Storks, epoll, kqueue

Posted by bert hubert Mon, 17 Apr 2006 08:23:00 GMT

We visited my father on holiday last Saturday, hoping to get his wireless internet up and running. Sadly it turns out there are around 3 different antenna connectors and I think around 3 on the computer side of things. The antenna is very spiffy though. Will investigate this week how to best provide wireless - the non plus ultra solution would be a repeater, which would save heaps of cables.

While there, I was tasked with getting some eggs from the chicken coop. Being a city person, I wondered if the chickens would be ok with that and it took some convincing to get me into the cage :-) It suddenly hit me that eggs do not come out of a box but out of the back of a chicken!!! Gross! Oh well.
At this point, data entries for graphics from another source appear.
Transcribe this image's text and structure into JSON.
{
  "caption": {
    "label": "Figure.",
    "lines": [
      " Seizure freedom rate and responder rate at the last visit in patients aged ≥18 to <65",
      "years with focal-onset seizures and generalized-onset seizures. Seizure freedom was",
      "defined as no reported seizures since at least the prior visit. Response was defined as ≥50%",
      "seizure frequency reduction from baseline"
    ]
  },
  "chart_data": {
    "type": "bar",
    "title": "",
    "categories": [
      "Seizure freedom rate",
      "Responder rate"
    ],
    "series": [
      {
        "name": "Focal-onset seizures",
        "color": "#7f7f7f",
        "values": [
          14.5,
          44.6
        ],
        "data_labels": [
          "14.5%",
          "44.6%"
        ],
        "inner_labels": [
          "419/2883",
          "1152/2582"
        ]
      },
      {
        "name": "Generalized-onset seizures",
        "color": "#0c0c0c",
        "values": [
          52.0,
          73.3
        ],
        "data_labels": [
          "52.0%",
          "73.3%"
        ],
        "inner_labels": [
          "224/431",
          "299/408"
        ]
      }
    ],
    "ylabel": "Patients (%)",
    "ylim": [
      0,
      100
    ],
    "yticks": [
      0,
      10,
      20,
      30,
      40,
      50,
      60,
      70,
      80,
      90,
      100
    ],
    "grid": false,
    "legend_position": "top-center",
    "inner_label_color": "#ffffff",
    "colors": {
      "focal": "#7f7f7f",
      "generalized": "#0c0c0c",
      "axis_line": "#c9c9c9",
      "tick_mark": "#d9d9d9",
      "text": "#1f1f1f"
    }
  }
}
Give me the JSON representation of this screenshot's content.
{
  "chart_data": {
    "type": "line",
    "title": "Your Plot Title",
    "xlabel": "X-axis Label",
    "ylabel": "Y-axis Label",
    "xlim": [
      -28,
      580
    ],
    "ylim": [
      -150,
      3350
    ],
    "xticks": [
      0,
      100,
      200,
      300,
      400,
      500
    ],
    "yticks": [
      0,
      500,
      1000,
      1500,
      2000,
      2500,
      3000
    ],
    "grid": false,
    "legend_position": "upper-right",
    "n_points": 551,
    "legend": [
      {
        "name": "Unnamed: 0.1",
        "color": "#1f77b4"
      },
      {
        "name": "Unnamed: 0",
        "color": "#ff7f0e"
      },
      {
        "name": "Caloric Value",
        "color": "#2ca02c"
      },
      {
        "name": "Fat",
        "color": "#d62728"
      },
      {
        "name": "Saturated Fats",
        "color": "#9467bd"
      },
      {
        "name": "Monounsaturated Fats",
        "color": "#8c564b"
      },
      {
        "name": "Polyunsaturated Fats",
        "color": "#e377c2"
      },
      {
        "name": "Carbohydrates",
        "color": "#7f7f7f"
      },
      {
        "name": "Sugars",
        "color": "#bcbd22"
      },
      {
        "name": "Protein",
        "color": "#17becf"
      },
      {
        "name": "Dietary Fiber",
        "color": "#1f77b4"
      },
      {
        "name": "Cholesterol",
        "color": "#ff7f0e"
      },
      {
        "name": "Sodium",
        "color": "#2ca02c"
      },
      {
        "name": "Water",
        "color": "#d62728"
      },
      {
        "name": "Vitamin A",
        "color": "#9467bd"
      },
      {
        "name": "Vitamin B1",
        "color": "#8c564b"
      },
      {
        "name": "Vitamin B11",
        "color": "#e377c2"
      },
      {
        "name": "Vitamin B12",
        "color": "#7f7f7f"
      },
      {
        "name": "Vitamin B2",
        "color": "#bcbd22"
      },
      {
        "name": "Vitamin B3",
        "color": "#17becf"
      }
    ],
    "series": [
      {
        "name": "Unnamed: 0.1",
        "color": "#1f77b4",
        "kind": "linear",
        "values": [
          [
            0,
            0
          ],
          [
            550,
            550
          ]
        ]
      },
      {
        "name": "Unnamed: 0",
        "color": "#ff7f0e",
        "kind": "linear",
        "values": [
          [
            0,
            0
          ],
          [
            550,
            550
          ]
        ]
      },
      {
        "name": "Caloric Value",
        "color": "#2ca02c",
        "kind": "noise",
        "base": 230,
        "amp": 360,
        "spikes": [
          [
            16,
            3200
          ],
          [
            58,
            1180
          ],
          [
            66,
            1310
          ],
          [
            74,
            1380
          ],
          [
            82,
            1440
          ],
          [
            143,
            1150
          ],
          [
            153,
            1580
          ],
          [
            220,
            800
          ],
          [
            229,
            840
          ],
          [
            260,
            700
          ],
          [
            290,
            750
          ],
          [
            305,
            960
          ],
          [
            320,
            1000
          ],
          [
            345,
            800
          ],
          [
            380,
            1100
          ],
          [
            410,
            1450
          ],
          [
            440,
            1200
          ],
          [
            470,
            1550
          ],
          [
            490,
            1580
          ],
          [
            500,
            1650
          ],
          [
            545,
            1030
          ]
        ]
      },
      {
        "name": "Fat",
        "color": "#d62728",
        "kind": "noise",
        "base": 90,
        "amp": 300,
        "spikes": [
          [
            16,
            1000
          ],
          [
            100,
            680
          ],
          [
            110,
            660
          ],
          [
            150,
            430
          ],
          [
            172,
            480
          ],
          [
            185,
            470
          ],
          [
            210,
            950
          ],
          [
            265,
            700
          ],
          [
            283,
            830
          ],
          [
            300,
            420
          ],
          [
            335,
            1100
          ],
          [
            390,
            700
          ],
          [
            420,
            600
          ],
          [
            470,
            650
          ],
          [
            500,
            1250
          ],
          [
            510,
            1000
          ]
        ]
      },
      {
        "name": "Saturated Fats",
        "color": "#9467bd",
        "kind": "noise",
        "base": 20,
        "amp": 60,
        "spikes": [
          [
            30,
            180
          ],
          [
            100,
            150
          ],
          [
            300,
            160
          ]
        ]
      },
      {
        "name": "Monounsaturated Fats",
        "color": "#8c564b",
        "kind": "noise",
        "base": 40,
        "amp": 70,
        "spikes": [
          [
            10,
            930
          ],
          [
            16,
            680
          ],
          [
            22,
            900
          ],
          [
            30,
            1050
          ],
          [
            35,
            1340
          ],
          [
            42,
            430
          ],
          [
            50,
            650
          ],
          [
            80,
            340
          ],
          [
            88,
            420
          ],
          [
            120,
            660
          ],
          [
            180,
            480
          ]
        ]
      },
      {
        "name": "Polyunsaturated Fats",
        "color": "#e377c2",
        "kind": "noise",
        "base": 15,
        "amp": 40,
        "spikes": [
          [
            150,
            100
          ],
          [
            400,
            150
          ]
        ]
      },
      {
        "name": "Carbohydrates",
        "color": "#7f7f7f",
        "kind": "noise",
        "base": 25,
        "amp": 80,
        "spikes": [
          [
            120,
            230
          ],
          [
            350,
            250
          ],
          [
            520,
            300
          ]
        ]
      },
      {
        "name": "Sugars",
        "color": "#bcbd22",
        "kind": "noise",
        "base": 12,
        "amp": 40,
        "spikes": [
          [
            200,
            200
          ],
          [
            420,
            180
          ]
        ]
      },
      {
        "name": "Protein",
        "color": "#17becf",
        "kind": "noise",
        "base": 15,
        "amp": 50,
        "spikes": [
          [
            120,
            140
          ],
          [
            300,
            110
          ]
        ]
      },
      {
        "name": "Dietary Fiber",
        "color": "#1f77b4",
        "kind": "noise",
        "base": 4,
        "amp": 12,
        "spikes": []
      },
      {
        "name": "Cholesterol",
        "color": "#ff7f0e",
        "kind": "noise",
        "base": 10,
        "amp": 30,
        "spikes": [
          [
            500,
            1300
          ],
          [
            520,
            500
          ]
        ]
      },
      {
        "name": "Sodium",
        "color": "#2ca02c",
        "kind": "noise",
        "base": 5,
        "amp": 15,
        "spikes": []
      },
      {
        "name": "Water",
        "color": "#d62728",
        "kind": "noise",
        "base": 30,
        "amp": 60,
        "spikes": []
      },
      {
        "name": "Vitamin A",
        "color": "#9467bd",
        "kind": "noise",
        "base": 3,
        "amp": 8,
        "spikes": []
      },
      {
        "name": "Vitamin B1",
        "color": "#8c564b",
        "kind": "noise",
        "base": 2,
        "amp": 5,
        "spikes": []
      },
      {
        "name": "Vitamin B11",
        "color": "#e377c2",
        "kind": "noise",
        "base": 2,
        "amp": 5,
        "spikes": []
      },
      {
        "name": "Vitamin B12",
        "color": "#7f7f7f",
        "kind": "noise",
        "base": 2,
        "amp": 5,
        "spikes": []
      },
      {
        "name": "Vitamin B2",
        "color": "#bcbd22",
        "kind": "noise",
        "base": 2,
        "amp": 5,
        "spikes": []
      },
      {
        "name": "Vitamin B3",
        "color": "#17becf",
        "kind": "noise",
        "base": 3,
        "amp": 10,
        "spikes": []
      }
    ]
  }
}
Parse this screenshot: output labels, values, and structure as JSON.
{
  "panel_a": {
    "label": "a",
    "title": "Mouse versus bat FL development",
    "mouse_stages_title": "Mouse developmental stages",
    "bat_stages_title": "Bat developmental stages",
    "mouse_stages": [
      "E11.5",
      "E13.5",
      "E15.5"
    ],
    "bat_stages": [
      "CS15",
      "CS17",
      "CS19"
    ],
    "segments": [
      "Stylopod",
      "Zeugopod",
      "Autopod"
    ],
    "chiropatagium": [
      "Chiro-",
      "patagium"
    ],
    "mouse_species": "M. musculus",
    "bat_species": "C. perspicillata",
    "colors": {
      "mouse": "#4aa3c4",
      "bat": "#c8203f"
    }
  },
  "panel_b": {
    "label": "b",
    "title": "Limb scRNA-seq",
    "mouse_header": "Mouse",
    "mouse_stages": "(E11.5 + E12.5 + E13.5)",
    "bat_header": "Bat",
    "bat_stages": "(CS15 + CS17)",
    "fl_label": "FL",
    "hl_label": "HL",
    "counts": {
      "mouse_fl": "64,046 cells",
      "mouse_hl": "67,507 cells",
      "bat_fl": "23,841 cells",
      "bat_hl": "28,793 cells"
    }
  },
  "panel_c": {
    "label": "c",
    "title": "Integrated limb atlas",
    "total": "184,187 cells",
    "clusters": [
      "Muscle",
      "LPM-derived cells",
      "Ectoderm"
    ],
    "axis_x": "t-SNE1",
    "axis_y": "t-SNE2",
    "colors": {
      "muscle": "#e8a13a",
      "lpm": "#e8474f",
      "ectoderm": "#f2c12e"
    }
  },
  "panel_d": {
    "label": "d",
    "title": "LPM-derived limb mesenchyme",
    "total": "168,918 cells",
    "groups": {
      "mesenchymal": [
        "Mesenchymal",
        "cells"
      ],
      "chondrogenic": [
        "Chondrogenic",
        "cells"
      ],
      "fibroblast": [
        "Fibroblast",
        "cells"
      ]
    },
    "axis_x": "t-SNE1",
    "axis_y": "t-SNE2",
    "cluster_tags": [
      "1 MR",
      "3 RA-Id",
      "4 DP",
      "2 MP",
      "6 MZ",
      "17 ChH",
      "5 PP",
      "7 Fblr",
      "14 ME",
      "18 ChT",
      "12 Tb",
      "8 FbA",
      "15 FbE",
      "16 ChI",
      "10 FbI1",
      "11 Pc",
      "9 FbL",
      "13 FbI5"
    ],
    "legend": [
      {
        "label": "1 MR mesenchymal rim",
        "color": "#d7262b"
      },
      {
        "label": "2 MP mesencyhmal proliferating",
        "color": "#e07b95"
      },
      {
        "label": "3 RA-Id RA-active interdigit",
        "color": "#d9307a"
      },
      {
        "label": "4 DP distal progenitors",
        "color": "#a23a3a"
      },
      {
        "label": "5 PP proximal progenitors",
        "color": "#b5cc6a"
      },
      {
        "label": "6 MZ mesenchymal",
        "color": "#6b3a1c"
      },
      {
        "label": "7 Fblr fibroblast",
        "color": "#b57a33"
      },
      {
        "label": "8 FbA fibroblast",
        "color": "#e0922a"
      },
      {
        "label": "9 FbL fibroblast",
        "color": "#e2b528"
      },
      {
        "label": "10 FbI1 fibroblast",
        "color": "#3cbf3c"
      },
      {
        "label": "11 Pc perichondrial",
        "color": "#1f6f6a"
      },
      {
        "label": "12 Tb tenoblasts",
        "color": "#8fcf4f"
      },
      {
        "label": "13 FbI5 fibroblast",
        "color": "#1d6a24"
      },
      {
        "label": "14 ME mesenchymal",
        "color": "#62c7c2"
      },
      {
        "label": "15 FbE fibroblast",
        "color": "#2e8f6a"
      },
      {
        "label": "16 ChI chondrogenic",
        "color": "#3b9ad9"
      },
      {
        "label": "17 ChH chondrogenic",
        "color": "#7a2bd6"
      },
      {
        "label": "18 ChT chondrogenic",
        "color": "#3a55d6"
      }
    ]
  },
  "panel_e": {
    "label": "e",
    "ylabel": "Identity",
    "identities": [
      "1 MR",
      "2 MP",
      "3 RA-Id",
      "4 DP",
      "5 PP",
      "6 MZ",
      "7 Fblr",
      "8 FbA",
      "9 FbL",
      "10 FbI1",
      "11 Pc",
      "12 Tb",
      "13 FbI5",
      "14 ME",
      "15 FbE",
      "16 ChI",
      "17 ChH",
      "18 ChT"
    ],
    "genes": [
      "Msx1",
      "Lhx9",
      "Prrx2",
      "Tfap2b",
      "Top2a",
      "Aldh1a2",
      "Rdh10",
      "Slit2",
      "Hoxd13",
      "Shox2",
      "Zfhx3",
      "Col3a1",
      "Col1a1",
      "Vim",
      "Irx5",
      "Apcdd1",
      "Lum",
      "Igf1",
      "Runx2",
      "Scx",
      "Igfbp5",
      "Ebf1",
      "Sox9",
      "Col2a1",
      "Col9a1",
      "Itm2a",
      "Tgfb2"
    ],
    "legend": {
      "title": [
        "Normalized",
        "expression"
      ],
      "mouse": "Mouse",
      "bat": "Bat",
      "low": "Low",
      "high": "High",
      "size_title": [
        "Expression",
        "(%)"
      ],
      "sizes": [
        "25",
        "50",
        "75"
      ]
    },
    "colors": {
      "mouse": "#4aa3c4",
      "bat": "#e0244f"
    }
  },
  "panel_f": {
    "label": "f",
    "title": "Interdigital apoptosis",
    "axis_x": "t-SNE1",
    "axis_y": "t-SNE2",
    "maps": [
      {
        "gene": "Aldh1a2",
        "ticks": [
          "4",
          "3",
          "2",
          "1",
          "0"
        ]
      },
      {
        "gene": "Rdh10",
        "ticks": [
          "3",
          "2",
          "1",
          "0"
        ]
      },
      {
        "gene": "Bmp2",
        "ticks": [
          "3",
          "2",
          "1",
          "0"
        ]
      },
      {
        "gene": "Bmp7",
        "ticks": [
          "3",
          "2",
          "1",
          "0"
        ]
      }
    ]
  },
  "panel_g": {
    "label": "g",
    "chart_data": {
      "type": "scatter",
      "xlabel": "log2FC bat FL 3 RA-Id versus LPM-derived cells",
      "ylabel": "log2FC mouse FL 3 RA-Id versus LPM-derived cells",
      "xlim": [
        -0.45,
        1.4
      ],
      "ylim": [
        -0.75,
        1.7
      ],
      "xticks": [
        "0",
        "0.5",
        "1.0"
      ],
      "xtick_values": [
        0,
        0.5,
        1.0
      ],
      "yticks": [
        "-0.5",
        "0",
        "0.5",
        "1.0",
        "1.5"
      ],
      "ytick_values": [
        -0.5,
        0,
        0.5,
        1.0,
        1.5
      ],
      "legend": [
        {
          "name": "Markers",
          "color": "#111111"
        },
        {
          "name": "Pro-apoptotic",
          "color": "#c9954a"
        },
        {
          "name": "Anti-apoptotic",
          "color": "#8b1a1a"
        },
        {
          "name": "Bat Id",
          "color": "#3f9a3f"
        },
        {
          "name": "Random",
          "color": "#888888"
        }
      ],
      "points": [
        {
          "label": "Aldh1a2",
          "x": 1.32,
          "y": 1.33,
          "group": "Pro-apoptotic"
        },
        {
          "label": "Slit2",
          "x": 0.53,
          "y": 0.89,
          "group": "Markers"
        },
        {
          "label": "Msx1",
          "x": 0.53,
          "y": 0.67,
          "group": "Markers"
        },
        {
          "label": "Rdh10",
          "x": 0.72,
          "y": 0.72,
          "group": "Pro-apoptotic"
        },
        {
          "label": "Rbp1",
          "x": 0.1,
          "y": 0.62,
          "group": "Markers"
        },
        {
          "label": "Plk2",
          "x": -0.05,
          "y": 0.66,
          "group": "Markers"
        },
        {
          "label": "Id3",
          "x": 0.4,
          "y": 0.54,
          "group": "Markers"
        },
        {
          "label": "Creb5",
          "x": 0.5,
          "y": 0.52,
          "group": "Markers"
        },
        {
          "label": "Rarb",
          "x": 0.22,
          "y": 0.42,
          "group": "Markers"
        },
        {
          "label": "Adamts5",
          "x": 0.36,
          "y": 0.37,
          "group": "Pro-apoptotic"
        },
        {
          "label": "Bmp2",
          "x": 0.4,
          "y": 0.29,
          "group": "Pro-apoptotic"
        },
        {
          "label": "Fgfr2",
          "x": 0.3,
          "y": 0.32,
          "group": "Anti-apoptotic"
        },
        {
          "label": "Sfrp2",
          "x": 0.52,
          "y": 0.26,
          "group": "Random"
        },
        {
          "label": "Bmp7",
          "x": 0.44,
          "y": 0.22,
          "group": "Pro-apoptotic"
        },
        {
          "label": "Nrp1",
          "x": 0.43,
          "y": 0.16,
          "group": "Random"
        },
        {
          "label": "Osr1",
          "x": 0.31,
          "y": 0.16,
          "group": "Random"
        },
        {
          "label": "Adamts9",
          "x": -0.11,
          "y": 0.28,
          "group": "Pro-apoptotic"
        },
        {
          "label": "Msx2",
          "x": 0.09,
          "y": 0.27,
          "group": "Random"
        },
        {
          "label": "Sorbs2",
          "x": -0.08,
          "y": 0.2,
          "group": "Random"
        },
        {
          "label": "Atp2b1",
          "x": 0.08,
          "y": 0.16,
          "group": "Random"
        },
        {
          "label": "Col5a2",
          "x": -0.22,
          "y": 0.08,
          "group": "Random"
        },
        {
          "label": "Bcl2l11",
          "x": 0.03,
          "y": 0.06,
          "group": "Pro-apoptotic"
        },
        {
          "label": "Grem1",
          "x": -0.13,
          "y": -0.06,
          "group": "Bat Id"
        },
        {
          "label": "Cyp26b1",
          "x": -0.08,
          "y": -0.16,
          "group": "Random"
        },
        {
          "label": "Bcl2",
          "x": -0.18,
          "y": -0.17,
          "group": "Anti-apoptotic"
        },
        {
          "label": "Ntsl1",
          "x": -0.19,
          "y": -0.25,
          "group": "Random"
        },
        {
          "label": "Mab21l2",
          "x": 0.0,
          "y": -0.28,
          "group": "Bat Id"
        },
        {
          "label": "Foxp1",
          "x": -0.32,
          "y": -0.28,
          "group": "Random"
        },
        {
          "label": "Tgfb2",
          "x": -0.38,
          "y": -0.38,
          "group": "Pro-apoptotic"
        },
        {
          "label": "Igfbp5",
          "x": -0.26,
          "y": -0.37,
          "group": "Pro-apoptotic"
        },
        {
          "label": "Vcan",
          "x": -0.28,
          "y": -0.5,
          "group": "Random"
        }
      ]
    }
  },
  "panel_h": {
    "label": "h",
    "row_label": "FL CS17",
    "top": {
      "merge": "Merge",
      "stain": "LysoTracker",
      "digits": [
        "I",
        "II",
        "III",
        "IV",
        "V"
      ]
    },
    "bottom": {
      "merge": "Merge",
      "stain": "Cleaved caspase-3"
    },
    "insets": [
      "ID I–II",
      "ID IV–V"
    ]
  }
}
Then we saw a stork, which is rare enough in The Netherlands. And then another one, until there were four. Impressive birds.

PowerDNS

As mentioned previously, I implemented a lot of anti-spoofing technology in PowerDNS recently. This did come at some operating system cost - listening on so many sockets at the same time exposes shortcomings in the traditional unix select function. Luckily, modern Unixes like FreeBSD, Linux and Solaris all come with replacements, called kqueue, epoll and ports respectively. I wrote a simple multiplexer and implemented support for select, kqueue and epoll, and it all appears to work. I’ll do Solaris once I have a chance.

This also moved all different packet handlers to separate functions, everything previously was within one big loop in main().

With the major exception being the ability to serve from IPv6 (AAAA etcetera works of course), the PowerDNS recursor is now feature complete for 3.0, so I released version 3.0-pre2 (freshmeat).